На следующее утро, Мишка развил бурную деятельность. Позвал электрика с электросварщиком, что-то долго втолковывал им и рисовал на обрывках бумаги какие-то чертежи. После этого закинул на плечо бензопилу, и отправился в тайгу. К вечеру, весь чумазый и умотанный вернулся на базу. Долго фыркал под душем, затем зашёл к Серёге в вагон.
– Серёг, плесни чайку пожалуйста. Что-то отвык я от такой работы, ушатался совсем.
– А чего ты не сказал? Я б людей дал, да и сам бы помог. Что делал то?
– Берёзу на уголь готовил. Яму копал для печи.
– А нафига уголь-то? У котельной вагон антрацита навален!
– Ну если бы я только тебе клинки ковал, обошёлся бы антрацитом. А так… Полное соблюдение обычаев требуется.
– А! Так ты и себе нож делать будешь? Давно пора, а то с угрёбищем каким-то ходишь, позоришься.
– Нет. Не себе. Знаешь же, не беру я оружие в руки. И железяку эту только из нужды ношу.

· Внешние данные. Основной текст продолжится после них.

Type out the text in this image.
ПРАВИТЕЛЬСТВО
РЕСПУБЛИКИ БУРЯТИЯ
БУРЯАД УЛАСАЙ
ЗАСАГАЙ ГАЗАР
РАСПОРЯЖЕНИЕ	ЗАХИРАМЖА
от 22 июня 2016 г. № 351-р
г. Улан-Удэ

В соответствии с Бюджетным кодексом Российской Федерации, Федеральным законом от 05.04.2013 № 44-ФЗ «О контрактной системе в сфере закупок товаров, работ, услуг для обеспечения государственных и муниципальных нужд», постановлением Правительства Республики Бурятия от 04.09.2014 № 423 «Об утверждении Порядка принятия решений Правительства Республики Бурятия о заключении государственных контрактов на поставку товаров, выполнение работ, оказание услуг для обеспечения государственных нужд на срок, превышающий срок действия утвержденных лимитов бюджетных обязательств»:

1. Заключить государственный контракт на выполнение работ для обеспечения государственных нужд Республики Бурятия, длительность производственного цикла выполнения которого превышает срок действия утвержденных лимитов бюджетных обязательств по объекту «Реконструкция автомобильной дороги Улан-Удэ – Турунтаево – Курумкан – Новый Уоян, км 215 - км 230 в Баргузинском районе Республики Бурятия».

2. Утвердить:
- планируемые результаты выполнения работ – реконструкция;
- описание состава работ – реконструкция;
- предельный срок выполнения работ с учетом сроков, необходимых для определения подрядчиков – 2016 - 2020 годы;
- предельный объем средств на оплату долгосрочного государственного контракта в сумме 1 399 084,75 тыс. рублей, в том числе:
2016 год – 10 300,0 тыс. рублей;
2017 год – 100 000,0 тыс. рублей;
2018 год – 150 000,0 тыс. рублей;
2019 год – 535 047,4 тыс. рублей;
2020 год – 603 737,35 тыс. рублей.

– Ну да. Не берёшь. А кто медведя двумя пулями из калаша завалил? Когда с военкомом на охоту ездили?
– Пришлось. Иначе бы Топтыгин всех твоих пьяных дружков в клочья порвал. Оно бы конечно и пусть… Да семьи их жалко стало.
Следующий день был насыщен хлопотами и работой. Переругивались электрик со сварщиком, возясь с горном, бегал Серёга, всюду суясь и всем мешая, из динамиков громкой связи хрипел Высоцкий: "…паррус! Поррвали паррус…".

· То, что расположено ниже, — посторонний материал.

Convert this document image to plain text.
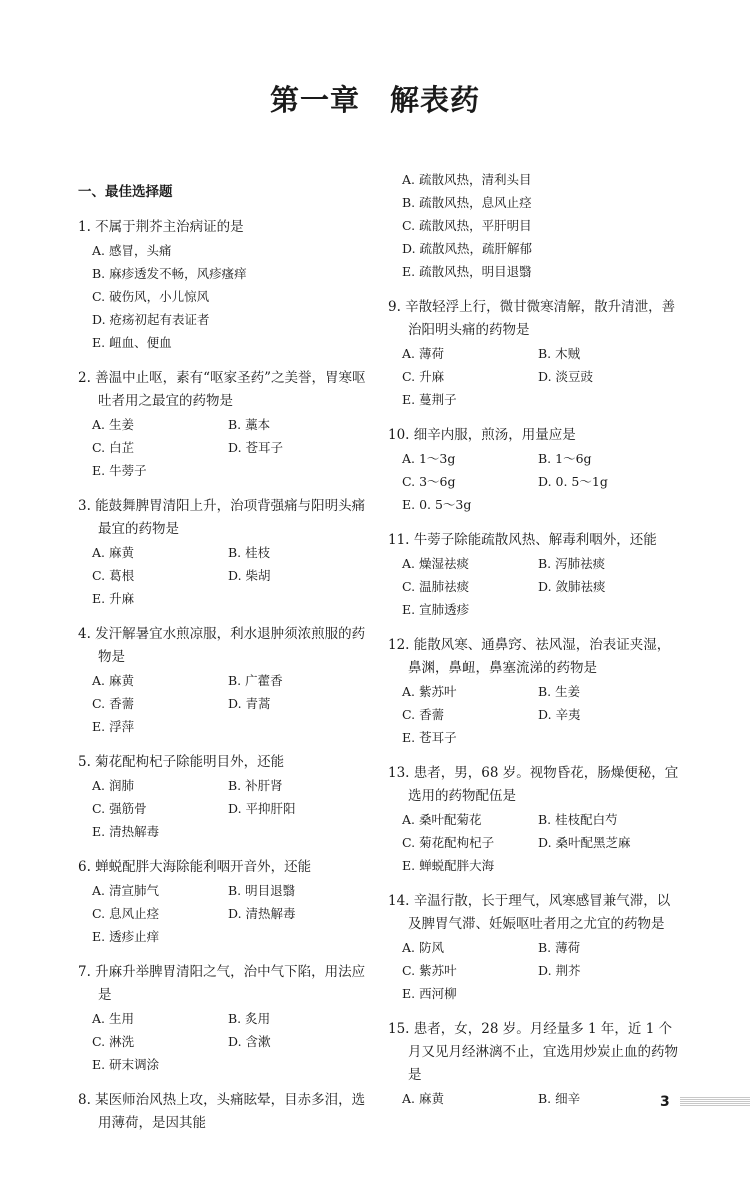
第一章　解表药
一、最佳选择题
1. 不属于荆芥主治病证的是
A. 感冒，头痛
B. 麻疹透发不畅，风疹瘙痒
C. 破伤风，小儿惊风
D. 疮疡初起有表证者
E. 衄血、便血
2. 善温中止呕，素有“呕家圣药”之美誉，胃寒呕吐者用之最宜的药物是
A. 生姜	B. 藁本
C. 白芷	D. 苍耳子
E. 牛蒡子
3. 能鼓舞脾胃清阳上升，治项背强痛与阳明头痛最宜的药物是
A. 麻黄	B. 桂枝
C. 葛根	D. 柴胡
E. 升麻
4. 发汗解暑宜水煎凉服，利水退肿须浓煎服的药物是
A. 麻黄	B. 广藿香
C. 香薷	D. 青蒿
E. 浮萍
5. 菊花配枸杞子除能明目外，还能
A. 润肺	B. 补肝肾
C. 强筋骨	D. 平抑肝阳
E. 清热解毒
6. 蝉蜕配胖大海除能利咽开音外，还能
A. 清宣肺气	B. 明目退翳
C. 息风止痉	D. 清热解毒
E. 透疹止痒
7. 升麻升举脾胃清阳之气，治中气下陷，用法应是
A. 生用	B. 炙用
C. 淋洗	D. 含漱
E. 研末调涂
8. 某医师治风热上攻，头痛眩晕，目赤多泪，选用薄荷，是因其能
A. 疏散风热，清利头目
B. 疏散风热，息风止痉
C. 疏散风热，平肝明目
D. 疏散风热，疏肝解郁
E. 疏散风热，明目退翳
9. 辛散轻浮上行，微甘微寒清解，散升清泄，善治阳明头痛的药物是
A. 薄荷	B. 木贼
C. 升麻	D. 淡豆豉
E. 蔓荆子
10. 细辛内服，煎汤，用量应是
A. 1～3g	B. 1～6g
C. 3～6g	D. 0. 5～1g
E. 0. 5～3g
11. 牛蒡子除能疏散风热、解毒利咽外，还能
A. 燥湿祛痰	B. 泻肺祛痰
C. 温肺祛痰	D. 敛肺祛痰
E. 宣肺透疹
12. 能散风寒、通鼻窍、祛风湿，治表证夹湿，鼻渊，鼻衄，鼻塞流涕的药物是
A. 紫苏叶	B. 生姜
C. 香薷	D. 辛夷
E. 苍耳子
13. 患者，男，68 岁。视物昏花，肠燥便秘，宜选用的药物配伍是
A. 桑叶配菊花	B. 桂枝配白芍
C. 菊花配枸杞子	D. 桑叶配黑芝麻
E. 蝉蜕配胖大海
14. 辛温行散，长于理气，风寒感冒兼气滞，以及脾胃气滞、妊娠呕吐者用之尤宜的药物是
A. 防风	B. 薄荷
C. 紫苏叶	D. 荆芥
E. 西河柳
15. 患者，女，28 岁。月经量多 1 年，近 1 个月又见月经淋漓不止，宜选用炒炭止血的药物是
A. 麻黄	B. 细辛	3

Мишка вновь в одиночестве, возился в лесу. Яма для выжигания угля была уже готова. Он наложил в неё толстый слой бересты, поверх бережно и аккуратно сложил приготовленные берёзовые чурбачки. Затем тщательно обложил дёрном. Всё это он делал неспешно, то что-то бормоча себе под нос, то что-то тихонечко напевая. Закончив, через запальное отверстие, поджёг бересту. Подождал когда займутся дрова, и наглухо замуровал оставшиеся щели. Отошёл к вековой сосне, улёгся в её тени. Стоял жаркий летний день. Одуряюще пахло смолой и разнотравьем. Вокруг деловито жужжали шмели и бодро сновали дикие пчёлы.

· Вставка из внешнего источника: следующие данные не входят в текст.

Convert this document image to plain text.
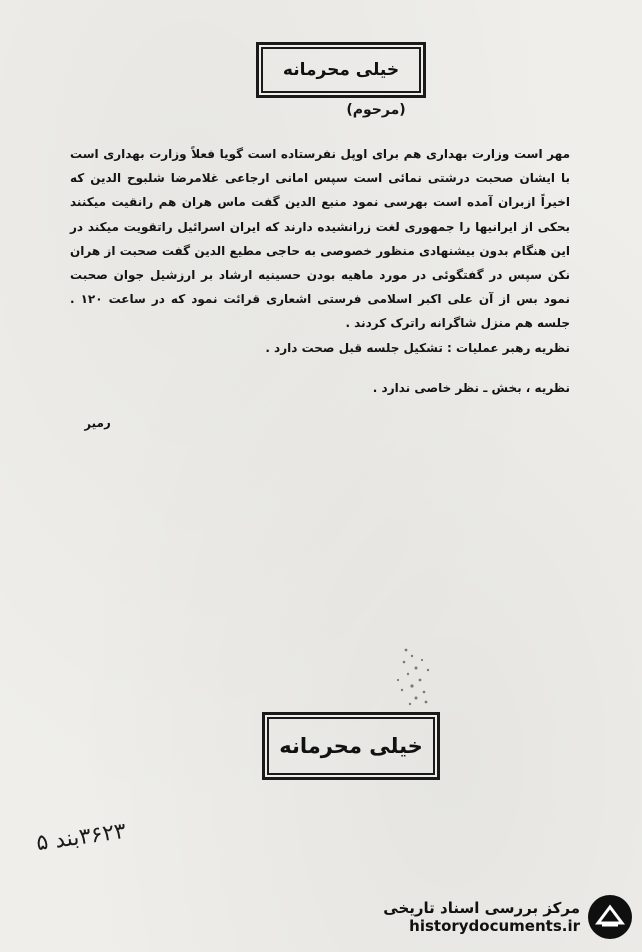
خیلی محرمانه
(مرحوم)
مهر است وزارت بهداری هم برای اوپل نفرستاده است گویا فعلاً وزارت بهداری است با ایشان صحبت درشتی نمائی است سپس امانی ارجاعی غلامرضا شلبوح الدین که اخیراً ازبران آمده است بهرسی نمود منبع الدین گفت ماس هران هم رانقیت میکنند بحکی از ایرانیها را جمهوری لغت زرانشیده دارند که ایران اسرائیل راتقویت میکند در این هنگام بدون بیشنهادی منظور خصوصی به حاجی مطیع الدین گفت صحبت از هران نکن سپس در گفتگوئی در مورد ماهیه بودن حسینیه ارشاد بر ارزشیل جوان صحبت نمود بس از آن علی اکبر اسلامی فرستی اشعاری قرائت نمود که در ساعت ۱۲۰ . جلسه هم منزل شاگرانه راترک کردند .
نظریه رهبر عملیات : تشکیل جلسه قبل صحت دارد .
نظریه ، بخش ـ نظر خاصی ندارد .
رمیر
خیلی محرمانه
۳۶۲۳بند ۵
مرکز بررسی اسناد تاریخی
historydocuments.ir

– Остаться навсегда здесь, что ли? Неподалёку место есть замечательное, распадок потаённый. Вокруг ельник вековой, а по склону рощица берёзовая сбегает, как будто невесты в белых платьях танцы затеяли. По дну распадка речушка бежит с кристально чистой водичкой. Может и исчезнет ноющая, сосущая боль в душе…
Раздался топот приближающихся шагов, сопенье и пыхтенье.